The above is only a preferred embodiment of the present invention, and is not intended to limit the present invention, and various modifications and changes will occur to those skilled in the art. Any modification, equivalent replacement, or improvement made within the spirit and principle of the present invention should be included in the protection scope of the present invention.

Claims

1. A management method for a high-availability database is characterized by comprising the following steps:

creating or modifying description information;

creating, modifying or deleting custom resources according to the description information;

monitoring the self-defined resource and generating a configuration resource;

and managing the database cluster according to the configuration resources.

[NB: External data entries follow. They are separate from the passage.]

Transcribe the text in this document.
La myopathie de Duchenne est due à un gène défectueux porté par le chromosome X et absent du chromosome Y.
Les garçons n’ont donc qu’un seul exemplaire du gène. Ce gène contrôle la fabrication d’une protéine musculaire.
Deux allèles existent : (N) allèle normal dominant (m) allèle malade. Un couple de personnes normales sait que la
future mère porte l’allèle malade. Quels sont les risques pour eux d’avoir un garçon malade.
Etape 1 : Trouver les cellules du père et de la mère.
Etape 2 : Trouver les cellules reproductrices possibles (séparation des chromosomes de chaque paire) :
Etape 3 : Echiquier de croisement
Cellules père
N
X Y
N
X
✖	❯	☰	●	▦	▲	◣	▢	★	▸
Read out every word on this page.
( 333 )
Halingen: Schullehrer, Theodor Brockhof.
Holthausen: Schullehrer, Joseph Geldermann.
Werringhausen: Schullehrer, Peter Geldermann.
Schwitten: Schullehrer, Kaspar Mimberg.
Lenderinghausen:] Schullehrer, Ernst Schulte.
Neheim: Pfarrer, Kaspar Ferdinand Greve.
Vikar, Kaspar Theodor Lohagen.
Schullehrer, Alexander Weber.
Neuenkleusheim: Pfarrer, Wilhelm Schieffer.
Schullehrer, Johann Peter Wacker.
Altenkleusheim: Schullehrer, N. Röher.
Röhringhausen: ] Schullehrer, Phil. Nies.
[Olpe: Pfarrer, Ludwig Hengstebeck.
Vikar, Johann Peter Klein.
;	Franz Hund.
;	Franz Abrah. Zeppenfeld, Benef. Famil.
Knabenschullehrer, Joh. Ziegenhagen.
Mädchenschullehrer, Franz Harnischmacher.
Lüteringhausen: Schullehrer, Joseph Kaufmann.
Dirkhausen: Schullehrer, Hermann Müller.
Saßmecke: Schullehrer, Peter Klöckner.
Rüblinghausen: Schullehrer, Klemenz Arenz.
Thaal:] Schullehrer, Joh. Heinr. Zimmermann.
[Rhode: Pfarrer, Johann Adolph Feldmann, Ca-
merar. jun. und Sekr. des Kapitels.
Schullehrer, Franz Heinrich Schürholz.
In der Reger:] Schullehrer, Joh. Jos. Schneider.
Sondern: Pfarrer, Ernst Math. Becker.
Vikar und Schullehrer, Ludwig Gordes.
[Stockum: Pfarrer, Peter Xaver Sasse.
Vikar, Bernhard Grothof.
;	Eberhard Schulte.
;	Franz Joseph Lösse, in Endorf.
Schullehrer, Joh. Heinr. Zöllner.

2. The management method according to claim 1, wherein the description information includes any one or a combination of the following information:

3. The method of managing according to claim 2, wherein the method of database failure recovery comprises:

monitoring an instance of a database through an Operator;

judging whether the main instance has a fault;

4. The method of managing according to claim 3, wherein the method of selecting a master instance comprises:

accessing a survival instance and acquiring the delay state of the instance;

5. The management method according to claim 4, wherein the copy policy includes a connection address, a user name, a password, a copy mode of the primary instance;

detecting a fault instance;

judging whether the fault instance is recovered;

6. The method according to claim 2, wherein the configuration resource comprises any one or a combination of the following resources:

the method for instance creation comprises the following steps:

creating a stateful application according to the creation strategy;

7. The management method according to claim 6, wherein the upgrading method comprises:

creating an upgrade policy, wherein upgrade description information of the upgrade policy comprises: updating database configuration, updating container cluster deployment configuration or updating database version;

8. The method of managing according to claim 6, wherein the method of instance offloading comprises:

deleting the custom resource corresponding to the instance;

and deleting the container resource of the instance according to the deletion event of the configuration resource.

9. A management system for implementing the management method according to any one of claims 1 to 8, characterized by comprising: the system comprises a description information management module, a user-defined resource management module, a monitoring module and an execution module;

10. The management system of claim 9, wherein the listening module is further configured to:

monitoring an instance of a database;

judging whether the main instance has a fault;

and modifying the copy strategy, and directing the data copy to the main instance.